We were on a literary tack, so back to the books
I did warn you the perspectives would mingle. I took you down an artistic rabbit hole; now it's time for a different kind of hole - Harry Hole (not even pronounced hole, but you'll have to chase down the Norwegian pronunciation yourselves).
Fans of detective novels have probably come across the Harry Hole series written by the dark, so dark Jo Nesbø. These novels give me a heckuva segue into the science part of this musing, as one of the main characters in the detective's team, Beate Lønn, has (well, had) a hyper-developed fusiform gyrus, which gave her an uncanny ability to remember faces. Forever. Which is ultimately the main reason for her demise (whoops, spoiler alert).
...and finally "sciencely"
So where does this capability to recognise and remember faces come from?
The Fusiform Gyrus
There's a part of our brain which processes faces. Really. You can learn more here and here. The fusiform gyrus is also involved in other perceptual activities, but it shines in the facial recognition department.
The Fusiform Face Area (FFA)
It even has its own sub-department dedicated to faces, the Fusiform Face Area, the light blue bits in the image below.
Honestly, I couldn't make up these names.
But what happens when the Fusi-team doesn't work properly?
Prosopagnosia (wow, heckuva word there...here's a great explanation of where it comes from and what it means), or face blindness, is one of the consequences.
I had a colleague in my early working days who used to tell me he could recognise me by my voice and my clothes that day. It was only after I read the Oliver Sacks book that I realised he also had a version of prosopagnosia....he coped tremendously well with it, and had no trouble sharing his coping mechanism. I regret I didn't pull the pieces together when we were working together, as it would have been really interesting to learn more from him.

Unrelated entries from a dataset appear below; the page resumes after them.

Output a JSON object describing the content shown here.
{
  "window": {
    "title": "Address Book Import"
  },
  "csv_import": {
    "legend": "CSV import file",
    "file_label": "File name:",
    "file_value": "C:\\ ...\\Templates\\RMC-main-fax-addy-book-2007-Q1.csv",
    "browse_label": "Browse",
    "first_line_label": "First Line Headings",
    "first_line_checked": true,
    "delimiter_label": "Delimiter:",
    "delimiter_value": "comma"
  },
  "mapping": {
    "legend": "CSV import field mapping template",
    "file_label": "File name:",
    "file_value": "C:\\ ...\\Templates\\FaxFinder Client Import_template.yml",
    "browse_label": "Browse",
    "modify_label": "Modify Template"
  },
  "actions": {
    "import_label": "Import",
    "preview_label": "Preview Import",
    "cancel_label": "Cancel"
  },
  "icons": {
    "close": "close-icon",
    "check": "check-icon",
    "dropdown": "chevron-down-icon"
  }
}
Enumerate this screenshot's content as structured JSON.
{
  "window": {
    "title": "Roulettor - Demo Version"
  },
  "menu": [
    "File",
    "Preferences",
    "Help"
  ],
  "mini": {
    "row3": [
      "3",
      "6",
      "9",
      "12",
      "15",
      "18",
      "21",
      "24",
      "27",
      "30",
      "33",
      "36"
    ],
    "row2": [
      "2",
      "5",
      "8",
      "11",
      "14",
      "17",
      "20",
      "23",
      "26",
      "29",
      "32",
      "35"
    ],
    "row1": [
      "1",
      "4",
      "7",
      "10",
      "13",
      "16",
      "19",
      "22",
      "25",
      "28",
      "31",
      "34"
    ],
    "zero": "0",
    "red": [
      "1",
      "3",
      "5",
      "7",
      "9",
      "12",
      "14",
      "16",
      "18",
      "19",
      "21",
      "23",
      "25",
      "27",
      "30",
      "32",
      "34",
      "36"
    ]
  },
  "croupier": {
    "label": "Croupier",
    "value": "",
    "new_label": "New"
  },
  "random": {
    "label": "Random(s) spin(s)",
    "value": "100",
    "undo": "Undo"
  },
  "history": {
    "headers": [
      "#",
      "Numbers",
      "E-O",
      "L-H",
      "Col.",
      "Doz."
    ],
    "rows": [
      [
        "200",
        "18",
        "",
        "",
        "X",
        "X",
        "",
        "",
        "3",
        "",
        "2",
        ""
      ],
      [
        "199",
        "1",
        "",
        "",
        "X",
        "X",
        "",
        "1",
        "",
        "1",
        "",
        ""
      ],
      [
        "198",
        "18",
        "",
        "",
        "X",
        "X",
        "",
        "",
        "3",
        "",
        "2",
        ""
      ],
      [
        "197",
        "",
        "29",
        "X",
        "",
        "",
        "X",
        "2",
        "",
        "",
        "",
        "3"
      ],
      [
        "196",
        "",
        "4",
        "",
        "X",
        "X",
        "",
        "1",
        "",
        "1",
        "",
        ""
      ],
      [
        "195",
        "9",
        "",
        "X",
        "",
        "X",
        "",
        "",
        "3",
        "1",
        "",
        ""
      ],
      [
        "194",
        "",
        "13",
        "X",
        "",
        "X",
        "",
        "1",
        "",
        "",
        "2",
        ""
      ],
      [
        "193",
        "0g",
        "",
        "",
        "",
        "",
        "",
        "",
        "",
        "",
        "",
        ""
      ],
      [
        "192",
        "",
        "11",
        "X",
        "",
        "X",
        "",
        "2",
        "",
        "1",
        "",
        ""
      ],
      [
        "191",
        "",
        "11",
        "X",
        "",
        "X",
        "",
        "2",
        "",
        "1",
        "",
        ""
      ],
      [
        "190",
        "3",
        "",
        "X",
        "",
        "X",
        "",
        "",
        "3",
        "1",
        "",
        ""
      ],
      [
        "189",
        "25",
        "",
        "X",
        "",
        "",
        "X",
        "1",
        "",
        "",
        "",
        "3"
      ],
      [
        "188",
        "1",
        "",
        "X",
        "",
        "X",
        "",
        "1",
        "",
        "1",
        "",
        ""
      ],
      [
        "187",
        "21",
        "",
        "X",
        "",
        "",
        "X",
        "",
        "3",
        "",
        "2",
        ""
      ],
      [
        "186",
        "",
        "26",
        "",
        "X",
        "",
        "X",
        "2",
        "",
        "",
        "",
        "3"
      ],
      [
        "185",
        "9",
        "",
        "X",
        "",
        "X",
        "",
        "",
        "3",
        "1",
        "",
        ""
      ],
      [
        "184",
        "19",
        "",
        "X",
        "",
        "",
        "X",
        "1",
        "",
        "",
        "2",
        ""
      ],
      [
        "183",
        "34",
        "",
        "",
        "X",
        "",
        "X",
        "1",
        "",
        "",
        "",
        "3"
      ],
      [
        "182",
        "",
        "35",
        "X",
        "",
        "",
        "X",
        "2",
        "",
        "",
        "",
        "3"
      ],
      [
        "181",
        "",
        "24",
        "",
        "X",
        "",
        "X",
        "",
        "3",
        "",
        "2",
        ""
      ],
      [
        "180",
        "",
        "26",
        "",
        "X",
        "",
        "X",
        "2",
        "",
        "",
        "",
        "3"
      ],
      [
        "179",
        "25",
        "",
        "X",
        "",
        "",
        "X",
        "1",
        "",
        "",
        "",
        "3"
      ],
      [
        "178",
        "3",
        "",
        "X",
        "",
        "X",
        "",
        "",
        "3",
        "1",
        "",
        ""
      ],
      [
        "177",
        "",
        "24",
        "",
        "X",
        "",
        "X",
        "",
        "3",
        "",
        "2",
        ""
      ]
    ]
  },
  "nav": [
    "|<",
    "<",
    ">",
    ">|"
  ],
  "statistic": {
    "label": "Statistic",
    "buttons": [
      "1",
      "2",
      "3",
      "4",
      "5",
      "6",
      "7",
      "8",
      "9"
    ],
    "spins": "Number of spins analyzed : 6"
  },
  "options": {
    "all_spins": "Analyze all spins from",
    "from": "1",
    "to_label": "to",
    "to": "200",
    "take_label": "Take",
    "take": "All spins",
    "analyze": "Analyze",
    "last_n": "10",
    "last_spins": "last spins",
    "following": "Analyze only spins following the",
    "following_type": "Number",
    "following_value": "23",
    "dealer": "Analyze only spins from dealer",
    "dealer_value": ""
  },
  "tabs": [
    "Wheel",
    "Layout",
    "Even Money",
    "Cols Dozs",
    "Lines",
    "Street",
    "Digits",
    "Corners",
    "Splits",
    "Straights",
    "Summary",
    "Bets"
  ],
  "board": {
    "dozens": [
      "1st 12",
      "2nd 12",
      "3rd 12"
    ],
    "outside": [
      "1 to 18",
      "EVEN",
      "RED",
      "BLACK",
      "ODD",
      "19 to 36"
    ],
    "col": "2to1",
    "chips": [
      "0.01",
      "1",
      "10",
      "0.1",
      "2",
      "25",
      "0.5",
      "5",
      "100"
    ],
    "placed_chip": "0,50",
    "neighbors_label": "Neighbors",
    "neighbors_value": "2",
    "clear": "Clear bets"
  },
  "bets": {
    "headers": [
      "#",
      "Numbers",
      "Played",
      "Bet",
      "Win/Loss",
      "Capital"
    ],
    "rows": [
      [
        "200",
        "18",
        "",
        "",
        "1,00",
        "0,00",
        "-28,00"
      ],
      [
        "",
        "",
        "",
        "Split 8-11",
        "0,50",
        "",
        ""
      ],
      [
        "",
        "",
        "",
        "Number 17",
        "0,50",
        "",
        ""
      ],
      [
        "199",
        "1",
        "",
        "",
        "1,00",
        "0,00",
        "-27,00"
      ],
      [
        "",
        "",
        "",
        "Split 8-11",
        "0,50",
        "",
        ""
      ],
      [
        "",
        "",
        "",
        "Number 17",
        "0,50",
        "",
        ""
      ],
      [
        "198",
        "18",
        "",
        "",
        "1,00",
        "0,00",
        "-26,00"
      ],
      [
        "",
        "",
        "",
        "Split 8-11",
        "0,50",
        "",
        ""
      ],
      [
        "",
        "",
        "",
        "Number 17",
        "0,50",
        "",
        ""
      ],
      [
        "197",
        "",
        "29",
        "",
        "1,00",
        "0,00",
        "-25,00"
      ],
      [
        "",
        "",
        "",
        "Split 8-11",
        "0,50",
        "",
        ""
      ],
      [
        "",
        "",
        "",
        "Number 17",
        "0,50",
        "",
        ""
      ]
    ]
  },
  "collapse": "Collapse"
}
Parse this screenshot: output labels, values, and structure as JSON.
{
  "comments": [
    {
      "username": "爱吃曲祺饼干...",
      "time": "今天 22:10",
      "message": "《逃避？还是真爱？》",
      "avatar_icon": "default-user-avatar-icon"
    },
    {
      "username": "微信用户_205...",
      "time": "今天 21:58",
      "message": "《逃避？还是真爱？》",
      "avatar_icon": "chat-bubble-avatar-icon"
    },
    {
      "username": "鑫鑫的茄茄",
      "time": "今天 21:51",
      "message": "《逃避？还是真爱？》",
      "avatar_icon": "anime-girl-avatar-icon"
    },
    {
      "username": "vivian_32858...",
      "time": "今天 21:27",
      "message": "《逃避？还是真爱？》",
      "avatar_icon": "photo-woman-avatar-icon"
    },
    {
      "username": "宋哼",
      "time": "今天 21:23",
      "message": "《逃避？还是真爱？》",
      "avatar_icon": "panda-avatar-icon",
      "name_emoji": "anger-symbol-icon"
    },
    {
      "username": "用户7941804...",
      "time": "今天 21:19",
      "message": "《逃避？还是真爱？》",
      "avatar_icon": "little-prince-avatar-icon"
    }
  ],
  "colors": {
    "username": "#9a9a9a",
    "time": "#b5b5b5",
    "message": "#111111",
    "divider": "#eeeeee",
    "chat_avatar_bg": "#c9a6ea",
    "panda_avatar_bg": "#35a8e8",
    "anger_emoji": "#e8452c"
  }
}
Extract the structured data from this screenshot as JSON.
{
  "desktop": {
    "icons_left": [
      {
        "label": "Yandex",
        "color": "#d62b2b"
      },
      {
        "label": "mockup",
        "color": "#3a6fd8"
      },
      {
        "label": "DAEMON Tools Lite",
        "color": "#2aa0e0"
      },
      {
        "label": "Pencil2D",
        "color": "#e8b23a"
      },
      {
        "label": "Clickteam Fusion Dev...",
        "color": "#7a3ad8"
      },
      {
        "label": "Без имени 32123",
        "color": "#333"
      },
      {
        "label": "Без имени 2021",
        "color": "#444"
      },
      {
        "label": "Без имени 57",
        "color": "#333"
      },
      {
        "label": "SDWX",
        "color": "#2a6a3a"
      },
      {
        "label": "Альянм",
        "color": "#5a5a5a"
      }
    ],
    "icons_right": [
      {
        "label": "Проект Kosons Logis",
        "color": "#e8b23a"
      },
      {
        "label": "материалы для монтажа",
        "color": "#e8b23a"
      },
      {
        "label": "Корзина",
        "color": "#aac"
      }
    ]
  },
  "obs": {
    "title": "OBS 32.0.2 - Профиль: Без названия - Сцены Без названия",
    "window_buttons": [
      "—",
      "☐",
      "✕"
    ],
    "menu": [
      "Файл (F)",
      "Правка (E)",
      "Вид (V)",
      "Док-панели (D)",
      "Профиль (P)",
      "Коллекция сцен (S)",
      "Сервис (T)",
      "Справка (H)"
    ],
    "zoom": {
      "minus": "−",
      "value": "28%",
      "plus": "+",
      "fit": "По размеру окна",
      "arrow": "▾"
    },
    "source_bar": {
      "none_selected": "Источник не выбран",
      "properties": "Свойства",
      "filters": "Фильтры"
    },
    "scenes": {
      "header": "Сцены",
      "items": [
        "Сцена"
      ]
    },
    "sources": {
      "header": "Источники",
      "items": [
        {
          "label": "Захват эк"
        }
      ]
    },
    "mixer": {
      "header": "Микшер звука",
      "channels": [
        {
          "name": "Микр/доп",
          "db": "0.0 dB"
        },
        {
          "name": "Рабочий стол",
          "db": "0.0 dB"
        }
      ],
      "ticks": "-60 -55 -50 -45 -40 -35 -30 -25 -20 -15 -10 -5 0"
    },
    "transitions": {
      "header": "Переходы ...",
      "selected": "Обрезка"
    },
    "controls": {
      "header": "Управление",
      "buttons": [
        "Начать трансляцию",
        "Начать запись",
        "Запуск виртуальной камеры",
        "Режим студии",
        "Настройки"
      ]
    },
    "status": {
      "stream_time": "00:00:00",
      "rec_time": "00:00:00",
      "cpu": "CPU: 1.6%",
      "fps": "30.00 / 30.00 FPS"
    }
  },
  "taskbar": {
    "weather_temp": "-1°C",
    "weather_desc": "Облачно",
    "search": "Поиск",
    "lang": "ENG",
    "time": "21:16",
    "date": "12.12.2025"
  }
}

And the kicker for me today
I thought I knew a lot about Oliver Sacks, but in this touchingly personal article in the New Yorker magazine, he also speaks candidly about his own lifelong challenges with prosopagnosia. The doctor who helped so many patients cope with face blindness and other neurological conditions which drastically changed the way they could see the world, and the faces around them, was also face blind.